Today the Senate will vote on background checks. And it looks like the measure will fail. Full details here, including the whip counts.
I understand that we have become a country where lots of people don't read books. Yes, really, half of all Americans read fewer than 6 books last year. From Pew:
All told, those book readers consumed a mean (average) of 15 books in the previous 12 months and a median (midpoint) of 6 books — in other words, half had read fewer than six and half had read more than six. That breaks down as follows:
7% of Americans ages 16 and older read one book in the previous 12 months
14% had read 2-3 books in that time block
12% had read 4-5 books in that time block
15% had read 6-10 books in that time block
13% had read 11-20 books in that time block
14% had read 21 or more books in that time block
That same Pew study looks at e-book readers. Another set of studies indicate that people don't accomplish long term retention from e-readers the way they do from paper books. Fascinating.

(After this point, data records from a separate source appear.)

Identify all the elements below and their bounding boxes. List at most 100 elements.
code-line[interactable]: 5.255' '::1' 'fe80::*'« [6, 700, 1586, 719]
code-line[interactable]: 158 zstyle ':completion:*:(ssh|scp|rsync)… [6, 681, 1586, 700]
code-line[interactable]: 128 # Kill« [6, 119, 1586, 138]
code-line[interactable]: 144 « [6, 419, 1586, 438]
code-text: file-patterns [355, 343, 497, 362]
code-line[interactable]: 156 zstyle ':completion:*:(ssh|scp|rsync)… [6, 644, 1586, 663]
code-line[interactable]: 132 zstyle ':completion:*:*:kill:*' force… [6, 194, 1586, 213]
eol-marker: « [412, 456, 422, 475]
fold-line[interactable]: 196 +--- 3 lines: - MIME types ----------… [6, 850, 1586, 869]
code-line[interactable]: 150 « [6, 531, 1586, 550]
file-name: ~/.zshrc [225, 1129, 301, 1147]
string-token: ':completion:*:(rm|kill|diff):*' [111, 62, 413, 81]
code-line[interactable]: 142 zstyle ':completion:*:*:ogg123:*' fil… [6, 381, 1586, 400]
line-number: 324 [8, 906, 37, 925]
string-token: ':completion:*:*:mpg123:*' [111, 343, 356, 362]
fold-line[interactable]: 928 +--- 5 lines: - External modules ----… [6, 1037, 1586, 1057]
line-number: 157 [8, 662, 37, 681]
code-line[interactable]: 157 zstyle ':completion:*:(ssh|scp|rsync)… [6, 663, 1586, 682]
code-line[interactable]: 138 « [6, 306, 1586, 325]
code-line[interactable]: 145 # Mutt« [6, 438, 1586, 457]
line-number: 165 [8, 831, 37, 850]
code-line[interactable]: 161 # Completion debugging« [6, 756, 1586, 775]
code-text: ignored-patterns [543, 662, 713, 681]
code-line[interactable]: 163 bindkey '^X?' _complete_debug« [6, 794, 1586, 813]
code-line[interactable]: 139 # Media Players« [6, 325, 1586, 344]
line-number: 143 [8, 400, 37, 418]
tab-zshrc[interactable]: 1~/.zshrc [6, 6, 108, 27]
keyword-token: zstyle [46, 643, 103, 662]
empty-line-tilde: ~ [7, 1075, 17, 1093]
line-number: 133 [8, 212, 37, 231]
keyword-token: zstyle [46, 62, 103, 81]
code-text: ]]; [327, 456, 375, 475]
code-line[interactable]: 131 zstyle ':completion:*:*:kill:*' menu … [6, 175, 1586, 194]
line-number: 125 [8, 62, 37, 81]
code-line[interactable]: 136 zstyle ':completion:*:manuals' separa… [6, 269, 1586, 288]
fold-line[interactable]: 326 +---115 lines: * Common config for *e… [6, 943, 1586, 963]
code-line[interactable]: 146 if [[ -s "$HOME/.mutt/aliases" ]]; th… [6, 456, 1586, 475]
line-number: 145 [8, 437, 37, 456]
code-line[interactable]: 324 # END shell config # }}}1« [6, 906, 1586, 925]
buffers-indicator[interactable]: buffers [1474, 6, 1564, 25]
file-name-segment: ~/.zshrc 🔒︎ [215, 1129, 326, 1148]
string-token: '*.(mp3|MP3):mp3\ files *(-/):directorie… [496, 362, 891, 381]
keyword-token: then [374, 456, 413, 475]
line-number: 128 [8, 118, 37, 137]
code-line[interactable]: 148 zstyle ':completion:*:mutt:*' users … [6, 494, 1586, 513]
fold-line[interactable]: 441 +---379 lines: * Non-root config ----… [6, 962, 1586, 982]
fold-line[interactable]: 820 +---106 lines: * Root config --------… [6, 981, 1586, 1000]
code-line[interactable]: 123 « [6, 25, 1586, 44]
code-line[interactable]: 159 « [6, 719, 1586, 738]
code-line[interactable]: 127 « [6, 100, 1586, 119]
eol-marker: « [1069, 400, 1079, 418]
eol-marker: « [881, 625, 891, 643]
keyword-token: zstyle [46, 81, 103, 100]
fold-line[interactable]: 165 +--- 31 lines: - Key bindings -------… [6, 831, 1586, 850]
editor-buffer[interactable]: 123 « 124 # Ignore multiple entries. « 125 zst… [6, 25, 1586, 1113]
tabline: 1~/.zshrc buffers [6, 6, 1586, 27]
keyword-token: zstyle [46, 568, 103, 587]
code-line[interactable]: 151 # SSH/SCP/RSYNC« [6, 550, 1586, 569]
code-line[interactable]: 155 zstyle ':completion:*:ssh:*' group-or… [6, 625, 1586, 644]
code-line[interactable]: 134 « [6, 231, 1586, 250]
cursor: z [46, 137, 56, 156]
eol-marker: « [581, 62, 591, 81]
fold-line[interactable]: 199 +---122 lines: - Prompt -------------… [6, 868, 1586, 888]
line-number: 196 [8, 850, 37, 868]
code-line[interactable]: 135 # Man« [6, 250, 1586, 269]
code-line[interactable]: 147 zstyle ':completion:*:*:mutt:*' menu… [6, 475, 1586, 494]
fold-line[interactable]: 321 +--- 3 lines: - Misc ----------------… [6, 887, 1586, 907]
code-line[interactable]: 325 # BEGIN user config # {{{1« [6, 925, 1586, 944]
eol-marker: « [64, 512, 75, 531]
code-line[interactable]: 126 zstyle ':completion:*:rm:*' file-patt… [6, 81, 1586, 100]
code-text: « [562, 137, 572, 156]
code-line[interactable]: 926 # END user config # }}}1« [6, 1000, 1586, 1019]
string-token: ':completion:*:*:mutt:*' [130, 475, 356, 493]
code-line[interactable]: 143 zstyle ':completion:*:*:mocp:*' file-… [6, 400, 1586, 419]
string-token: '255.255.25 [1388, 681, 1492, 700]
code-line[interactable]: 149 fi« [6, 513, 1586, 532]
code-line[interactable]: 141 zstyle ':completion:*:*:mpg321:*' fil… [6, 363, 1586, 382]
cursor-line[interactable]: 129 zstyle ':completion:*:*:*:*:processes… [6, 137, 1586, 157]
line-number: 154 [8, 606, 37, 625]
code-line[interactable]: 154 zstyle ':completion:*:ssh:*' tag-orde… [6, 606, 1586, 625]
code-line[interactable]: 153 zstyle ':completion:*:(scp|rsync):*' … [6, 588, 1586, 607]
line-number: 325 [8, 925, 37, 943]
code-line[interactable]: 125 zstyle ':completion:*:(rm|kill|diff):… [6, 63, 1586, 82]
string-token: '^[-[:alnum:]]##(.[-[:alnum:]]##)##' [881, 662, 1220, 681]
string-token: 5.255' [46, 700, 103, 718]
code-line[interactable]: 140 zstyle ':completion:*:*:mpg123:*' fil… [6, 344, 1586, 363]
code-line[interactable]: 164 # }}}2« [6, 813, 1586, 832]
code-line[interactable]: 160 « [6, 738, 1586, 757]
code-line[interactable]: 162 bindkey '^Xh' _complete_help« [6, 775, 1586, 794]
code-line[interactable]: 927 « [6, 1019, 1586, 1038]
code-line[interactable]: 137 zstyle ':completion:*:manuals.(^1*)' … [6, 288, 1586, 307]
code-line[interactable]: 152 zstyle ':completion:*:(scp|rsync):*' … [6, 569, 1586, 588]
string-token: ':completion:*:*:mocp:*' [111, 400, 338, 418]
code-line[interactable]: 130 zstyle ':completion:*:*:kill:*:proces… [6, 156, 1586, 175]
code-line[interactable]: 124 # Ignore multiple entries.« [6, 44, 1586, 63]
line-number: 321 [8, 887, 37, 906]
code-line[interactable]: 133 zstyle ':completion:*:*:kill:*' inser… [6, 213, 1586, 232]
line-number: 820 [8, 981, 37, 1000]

I believe reading matters. Dean Heller (R-NV) for example, is voting against background checks because he fears the bill will result in a national gun register, even though the bill clearly states that such a registry won't happen. The background check bill could pass if Dean Heller could read. His one vote is the difference between passage and failure.
I bring up reading with respect to the amount of violence in this country because I think there's a parallel between being violent and not reading. It's not just that elected reps don't read the legislation they're voting on, it's also that reading makes one smarter, more contemplative, less violent. Seriously - when is the last time you heard that a legitimate intellectual shot someone? Or blew up part of Boston?
If people read more books, they might read about history. Think Santayana.
There is something about holding a book in your hands, under a tree, engrossed in a story, or fascinated by science, or being so enraptured by something historical that it actually feels as if you are there.
But people don't read. And when they don't read, there are a lot of other things that go with that state of being. They often don't think things through. They don't understand how to critically evaluate data, therefore lacking the ability to separate propaganda and pablum from truth and reality.
And so we end up where we are today: possibly the most violent lawful society ever known. Crazy people shooting other people every day. And IED killing innocent folks a block from the oldest library in America. Could the solution be as simple as teaching people to read, and then finding a way to get them to read?